Acta Chim. Slov. 2000, 47, 179-185.
179
Co(II), Ni(II) and Cu(II) COMPLEXES OF BIDENTATE SCHIFF BASES
Cezar Spinu*, Angela Kriza**
*University of Craiova, Faculty of Chemistry, Department of Inorganic Chemistry ** University of Bucharest, Faculty of Chemistry, Department of Inorganic Chemistry
Received 2.2.2000
Abstract
Cobalt (II), nickel (II) and copper (II) complexes of type ML2Cl2, where M is CoII, NiII and CuII, and L is Schiff base formed by condensation of 2-thiophenecarboxaldehyde and propylamine, N-[2-thienylmethylidene]-1-propanamine (TNAP), or ethylamine, N-[2-thienylmethylidene]ethanamine (TNAE), have been prepared and characterised by elemental analysis, magnetic and spectroscopic measurements. Elemental analysis suggests the stoichiometry to be 1:2 (metal:ligand). Magnetic susceptibility data coupled with electronic and ESR spectra suggest a distorted octahedral structure for the Cu(II) and Ni(TNAE)2Cl2 complexes, a tetrahedral geometry for Ni(TNAP)2Cl2 and a D4h symmetry for the Co(II) complexes. Infrared and NMR spectra of the complexes agree with the coordination to the central metal atom through nitrogen and sulfur atoms. Conductance measurements suggest the non-electrolytic nature of the complexes and the 1:2 electrolytic nature of the Ni(TNAP)2Cl2.

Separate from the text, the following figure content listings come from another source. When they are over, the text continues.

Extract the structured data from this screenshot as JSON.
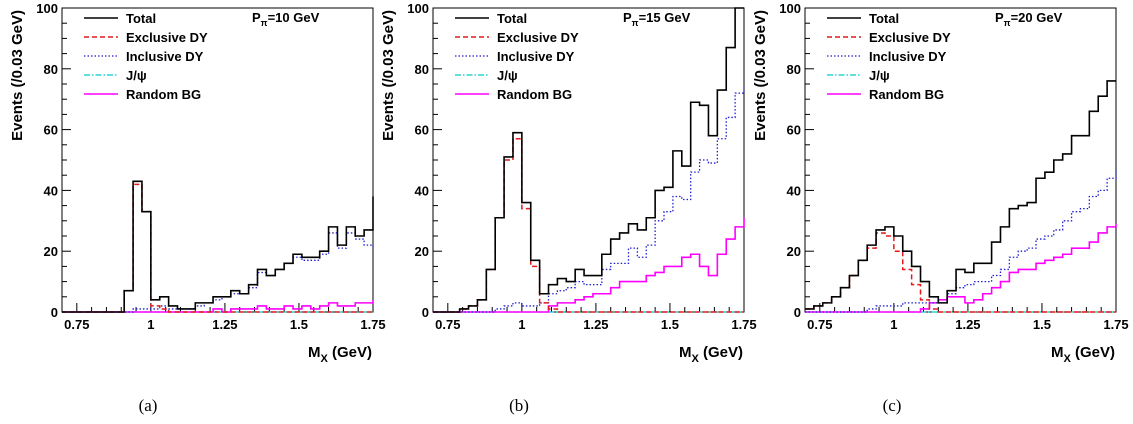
{
  "axis": {
    "ylabel": "Events (/0.03 GeV)",
    "xlabel_main": "M",
    "xlabel_sub": "X",
    "xlabel_unit": "(GeV)",
    "xticks": [
      "0.75",
      "1",
      "1.25",
      "1.5",
      "1.75"
    ],
    "yticks": [
      "0",
      "20",
      "40",
      "60",
      "80",
      "100"
    ]
  },
  "legend": {
    "entries": [
      {
        "key": "total",
        "label": "Total",
        "color": "#000000",
        "style": "solid"
      },
      {
        "key": "exclusive",
        "label": "Exclusive DY",
        "color": "#e41a1c",
        "style": "dashed"
      },
      {
        "key": "inclusive",
        "label": "Inclusive DY",
        "color": "#1f1fd0",
        "style": "dotted"
      },
      {
        "key": "jpsi",
        "label": "J/ψ",
        "color": "#00cccc",
        "style": "dashdot"
      },
      {
        "key": "random",
        "label": "Random BG",
        "color": "#ff00ff",
        "style": "solid"
      }
    ]
  },
  "chart_data": [
    {
      "type": "histogram",
      "caption": "(a)",
      "annotation": {
        "main": "P",
        "sub": "π",
        "rest": "=10 GeV"
      },
      "xlim": [
        0.7,
        1.75
      ],
      "ylim": [
        0,
        100
      ],
      "bin_width": 0.03,
      "bin_start": 0.7,
      "series": [
        {
          "key": "total",
          "values": [
            0,
            0,
            0,
            0,
            0,
            0,
            0,
            7,
            43,
            33,
            4,
            5,
            2,
            1,
            1,
            3,
            3,
            5,
            5,
            7,
            6,
            9,
            14,
            12,
            14,
            16,
            19,
            18,
            18,
            20,
            28,
            22,
            28,
            25,
            27,
            38
          ]
        },
        {
          "key": "exclusive",
          "values": [
            0,
            0,
            0,
            0,
            0,
            0,
            0,
            7,
            42,
            33,
            2,
            1,
            0,
            0,
            0,
            0,
            0,
            0,
            0,
            0,
            0,
            0,
            0,
            0,
            0,
            0,
            0,
            0,
            0,
            0,
            0,
            0,
            0,
            0,
            0,
            0
          ]
        },
        {
          "key": "inclusive",
          "values": [
            0,
            0,
            0,
            0,
            0,
            0,
            0,
            0,
            1,
            1,
            1,
            2,
            1,
            1,
            1,
            2,
            3,
            4,
            5,
            6,
            6,
            8,
            13,
            12,
            14,
            16,
            18,
            17,
            17,
            19,
            26,
            21,
            26,
            24,
            22,
            21
          ]
        },
        {
          "key": "jpsi",
          "values": [
            0,
            0,
            0,
            0,
            0,
            0,
            0,
            0,
            0,
            0,
            0,
            0,
            0,
            0,
            0,
            0,
            0,
            0,
            0,
            0,
            0,
            0,
            0,
            0,
            0,
            0,
            0,
            0,
            0,
            0,
            0,
            0,
            0,
            0,
            0,
            0
          ]
        },
        {
          "key": "random",
          "values": [
            0,
            0,
            0,
            0,
            0,
            0,
            0,
            0,
            0,
            0,
            0,
            0,
            0,
            0,
            0,
            0,
            0,
            1,
            0,
            1,
            1,
            1,
            2,
            1,
            1,
            2,
            1,
            2,
            1,
            2,
            3,
            2,
            2,
            3,
            3,
            4
          ]
        }
      ]
    },
    {
      "type": "histogram",
      "caption": "(b)",
      "annotation": {
        "main": "P",
        "sub": "π",
        "rest": "=15 GeV"
      },
      "xlim": [
        0.7,
        1.75
      ],
      "ylim": [
        0,
        100
      ],
      "bin_width": 0.03,
      "bin_start": 0.7,
      "series": [
        {
          "key": "total",
          "values": [
            0,
            0,
            0,
            1,
            2,
            4,
            14,
            31,
            51,
            59,
            36,
            17,
            6,
            9,
            11,
            10,
            14,
            12,
            12,
            19,
            24,
            26,
            29,
            27,
            31,
            40,
            41,
            53,
            48,
            69,
            68,
            58,
            73,
            87,
            100,
            100
          ]
        },
        {
          "key": "exclusive",
          "values": [
            0,
            0,
            0,
            1,
            2,
            4,
            14,
            31,
            50,
            57,
            34,
            15,
            3,
            1,
            0,
            0,
            0,
            0,
            0,
            0,
            0,
            0,
            0,
            0,
            0,
            0,
            0,
            0,
            0,
            0,
            0,
            0,
            0,
            0,
            0,
            0
          ]
        },
        {
          "key": "inclusive",
          "values": [
            0,
            0,
            0,
            0,
            0,
            0,
            0,
            1,
            2,
            3,
            2,
            2,
            3,
            6,
            7,
            8,
            10,
            9,
            9,
            14,
            16,
            16,
            21,
            18,
            22,
            30,
            33,
            38,
            37,
            46,
            50,
            49,
            57,
            64,
            72,
            74
          ]
        },
        {
          "key": "jpsi",
          "values": [
            0,
            0,
            0,
            0,
            0,
            0,
            0,
            0,
            0,
            0,
            0,
            0,
            0,
            0,
            0,
            0,
            0,
            0,
            0,
            0,
            0,
            0,
            0,
            0,
            0,
            0,
            0,
            0,
            0,
            0,
            0,
            0,
            0,
            0,
            0,
            0
          ]
        },
        {
          "key": "random",
          "values": [
            0,
            0,
            0,
            0,
            0,
            0,
            0,
            0,
            0,
            0,
            0,
            0,
            0,
            2,
            3,
            3,
            4,
            5,
            6,
            6,
            8,
            10,
            10,
            10,
            12,
            13,
            15,
            15,
            18,
            19,
            15,
            12,
            19,
            24,
            28,
            31
          ]
        }
      ]
    },
    {
      "type": "histogram",
      "caption": "(c)",
      "annotation": {
        "main": "P",
        "sub": "π",
        "rest": "=20 GeV"
      },
      "xlim": [
        0.7,
        1.75
      ],
      "ylim": [
        0,
        100
      ],
      "bin_width": 0.03,
      "bin_start": 0.7,
      "series": [
        {
          "key": "total",
          "values": [
            1,
            2,
            3,
            5,
            8,
            12,
            17,
            22,
            27,
            28,
            25,
            20,
            15,
            10,
            5,
            3,
            7,
            14,
            13,
            16,
            16,
            23,
            28,
            34,
            35,
            36,
            44,
            46,
            50,
            52,
            58,
            58,
            66,
            71,
            76,
            76
          ]
        },
        {
          "key": "exclusive",
          "values": [
            1,
            2,
            3,
            5,
            8,
            12,
            17,
            21,
            26,
            25,
            20,
            14,
            9,
            4,
            1,
            0,
            0,
            0,
            0,
            0,
            0,
            0,
            0,
            0,
            0,
            0,
            0,
            0,
            0,
            0,
            0,
            0,
            0,
            0,
            0,
            0
          ]
        },
        {
          "key": "inclusive",
          "values": [
            0,
            0,
            0,
            0,
            0,
            0,
            0,
            1,
            2,
            2,
            2,
            3,
            3,
            3,
            3,
            3,
            6,
            8,
            9,
            10,
            10,
            12,
            14,
            18,
            20,
            21,
            24,
            25,
            27,
            30,
            33,
            34,
            38,
            40,
            44,
            47
          ]
        },
        {
          "key": "jpsi",
          "values": [
            0,
            0,
            0,
            0,
            0,
            0,
            0,
            0,
            0,
            0,
            0,
            0,
            0,
            0,
            0,
            0,
            0,
            0,
            0,
            0,
            0,
            0,
            0,
            0,
            0,
            0,
            0,
            0,
            0,
            0,
            0,
            0,
            0,
            0,
            0,
            0
          ]
        },
        {
          "key": "random",
          "values": [
            0,
            0,
            0,
            0,
            0,
            0,
            0,
            0,
            0,
            0,
            0,
            0,
            0,
            1,
            3,
            4,
            5,
            5,
            3,
            4,
            6,
            8,
            10,
            13,
            14,
            14,
            16,
            17,
            18,
            19,
            21,
            21,
            23,
            26,
            28,
            29
          ]
        }
      ]
    }
  ]
}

Keywords: Schiff base, N-[2-thienylmethylidene]ethanamine, N-[2-thienylmethylidene]-1-propan-amine
Introduction
Metal complexes of Schiff base are studied extensively due to synthetic flexibility of these compounds and their selectivity as well as sensitivity towards the central metal atom. Complexes with Schiff bases derived from 2-thiophenecarboxaldehyde were prepared and used for extracting some metal ions. In most complexes presented in previous works1-3, the ligand co-ordination to the metal ions achieves both nitrogen and sulphur atoms. In the present study, a series of new Schiff bases have been synthesised using 2-thiophenecarboxaldehyde (2-TFCA) and propylamine (PA) or ethylamine (EA). These bidentate ligands form 1:2 complexes with Co(II), Ni(II) and Cu(II) ions.
Results and discussion
The complex combinations of Co(II), Ni(II) and Cu(II) with N-[2-thienylmethylidene]-1-propanamine (TNAP) and N-[2-thienylmethylidene]ethanamine (TNAE) (fig. 1) appears as powders with high melting points. They are not soluble in ethanol, ethyl ether and chloroform but soluble in acetone and more soluble in DMF.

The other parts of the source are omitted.